Are you doing it up tight enough? I don't have a Manduca but I have another SSC and a mei tai and both hurt my shoulders if I don't have them tight enough.


----------



## NDH

Crossing the straps relisves pressure on your shoulders too. And i.also echo the above. I love my manduca.


----------



## sun

Agree with above! I really like my manduca but with SSCs it is important to spend time adjusting it so it fits well. If it's too loose then LO will kind of hang backward off the shoulders instead of being supported the whole length of your back/waist. x


----------



## patch2006uk

Make sure the waist belt is really tight, and spend time getting all the adjustments right. There are a few different ways to adjust the straps -I find the ones at the top of the back panel and the ones at LO's waist make the most difference to the fit of the sling. 

Also, cross the straps for front carries (if that's what you're doing). Makes a world of difference :)


----------



## xsadiex

I didn't realise you could cross the straps, I will have to give that a go. Thanks guys!

Me and OH both use it so need to spend time adjusting the straps. I'm going to have a good read through the instructions now...

I never know how lose/tight each strap should be which confuses me quite a lot, everything is so complicated at the moment - maybe it's baby brain.


----------



## patch2006uk

OH and I both use our Manduca too. We've found that once the sling is fitted to one of us snugly, it's only actually the length of the straps that needs changing, not the detailed adjustments.
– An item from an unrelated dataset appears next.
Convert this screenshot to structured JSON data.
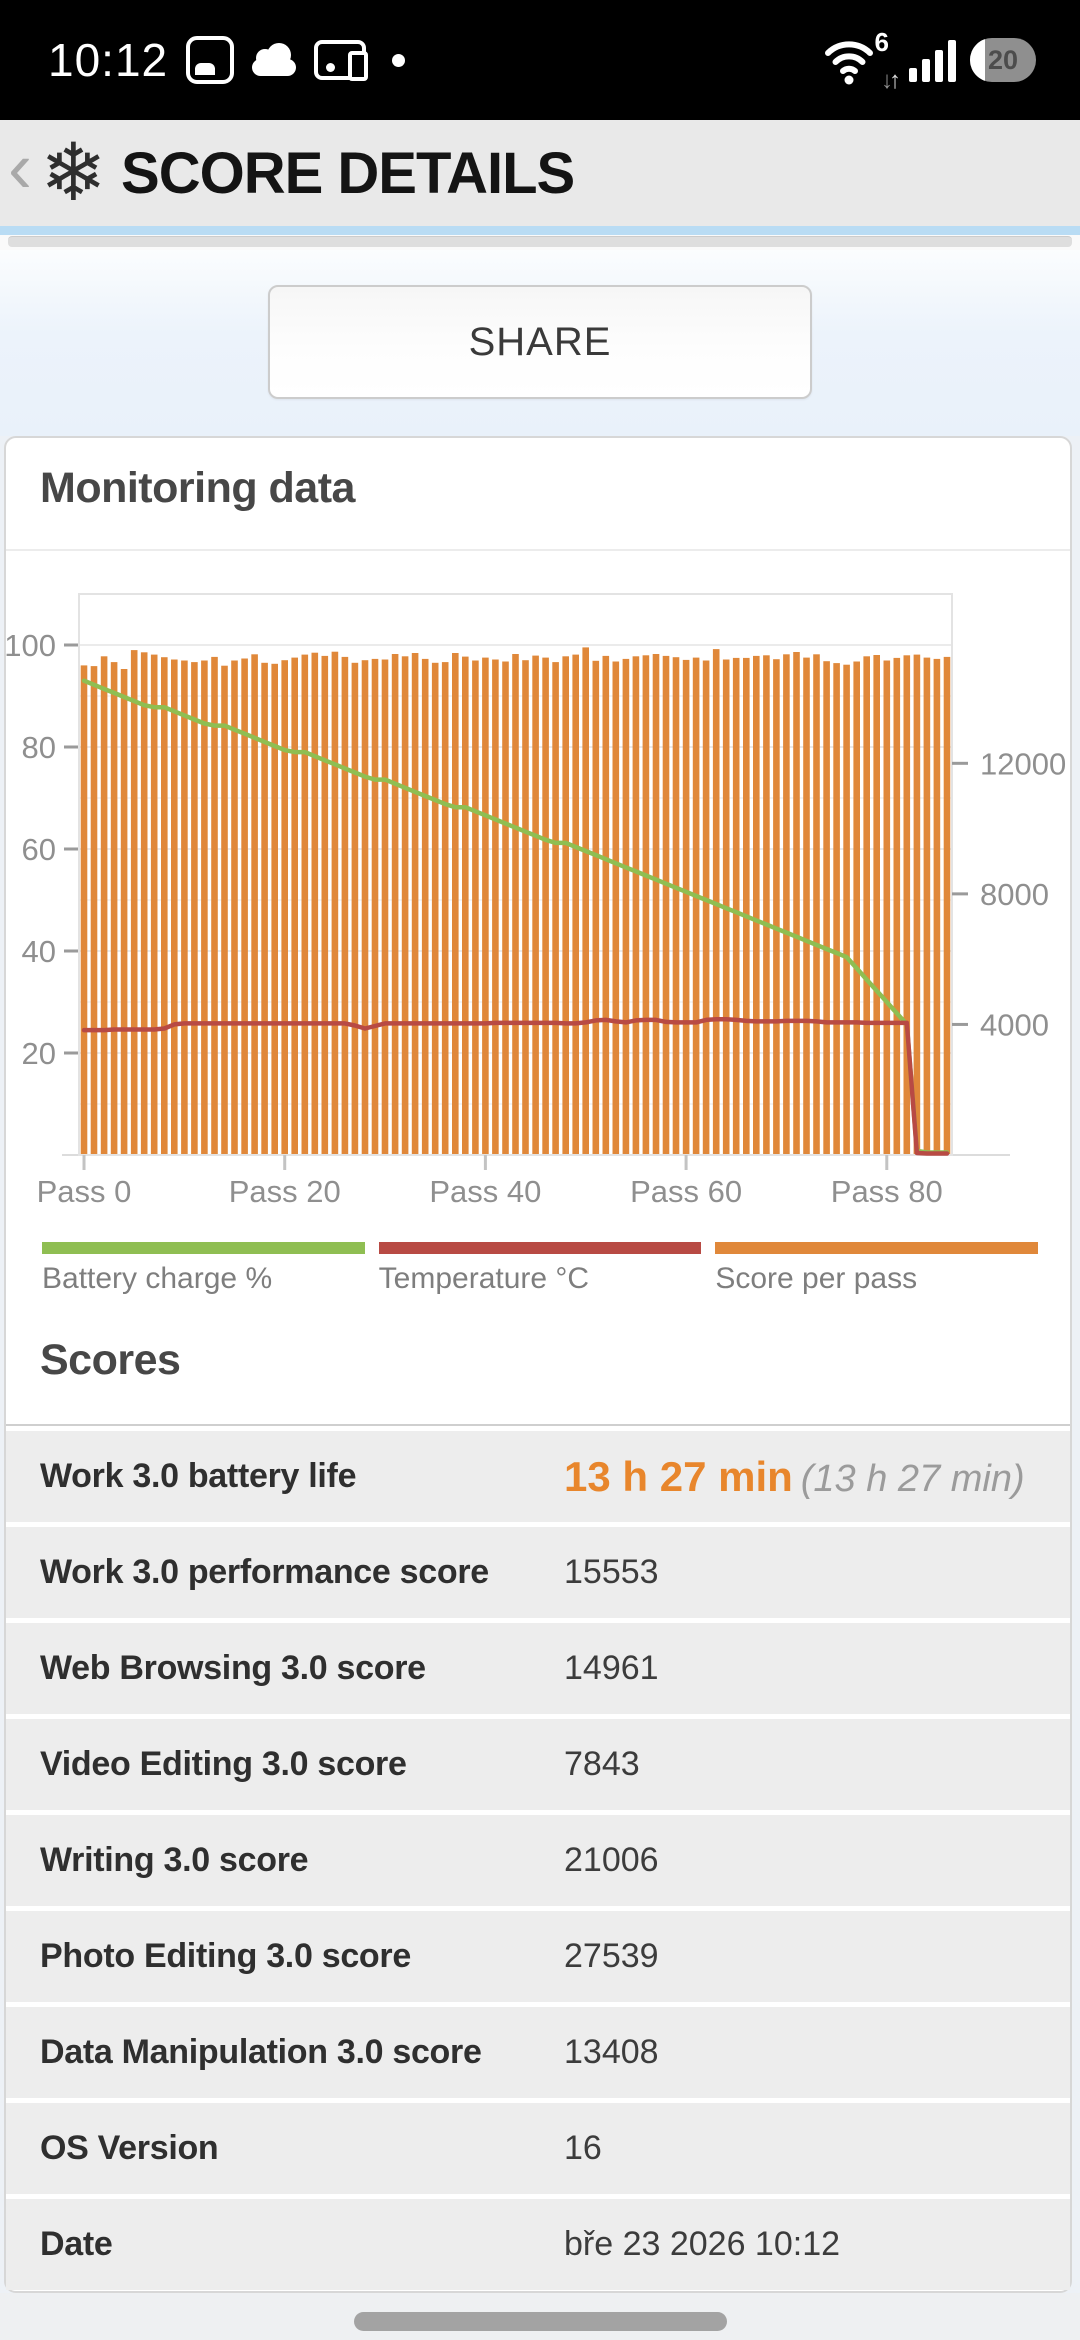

It's as if you fit the back panel to your baby, so that's the same for you both and you just need to make it bigger or smaller :)


----------



## xsadiex

I tried it today much tighter and with the straps crossed it was so much better, i love it now :)

thanks very much for your help xxx


----------



## NaturalMomma

So glad it works!


----------



## bluesky

Sorry to but in, just got a manduca and baby weighs 11lb7, do I need to make sure legs are still tucked in?


----------



## NDH

Bluesky, my understanding is it's less about how much they weigh and more about how old/big they are. My DD was about 6 weeks old and 11lbs when I got the Manduca and I tried her froggied a few times (but she was far too big for the newborn insert) but she would keep standing up so she's sat with her legs out and has been quite comfortable.


----------



## bluesky

Thanks, I think he is a little bit big for the insert. Will have a try with legs out.


----------



## sun

Mine hated legs in or out for the first 2 months. I used the stretchy wrap exclusively and tried her with the manduca every now and then. When she was fine in it (2 months) we had legs out. I carry her on my back xx


----------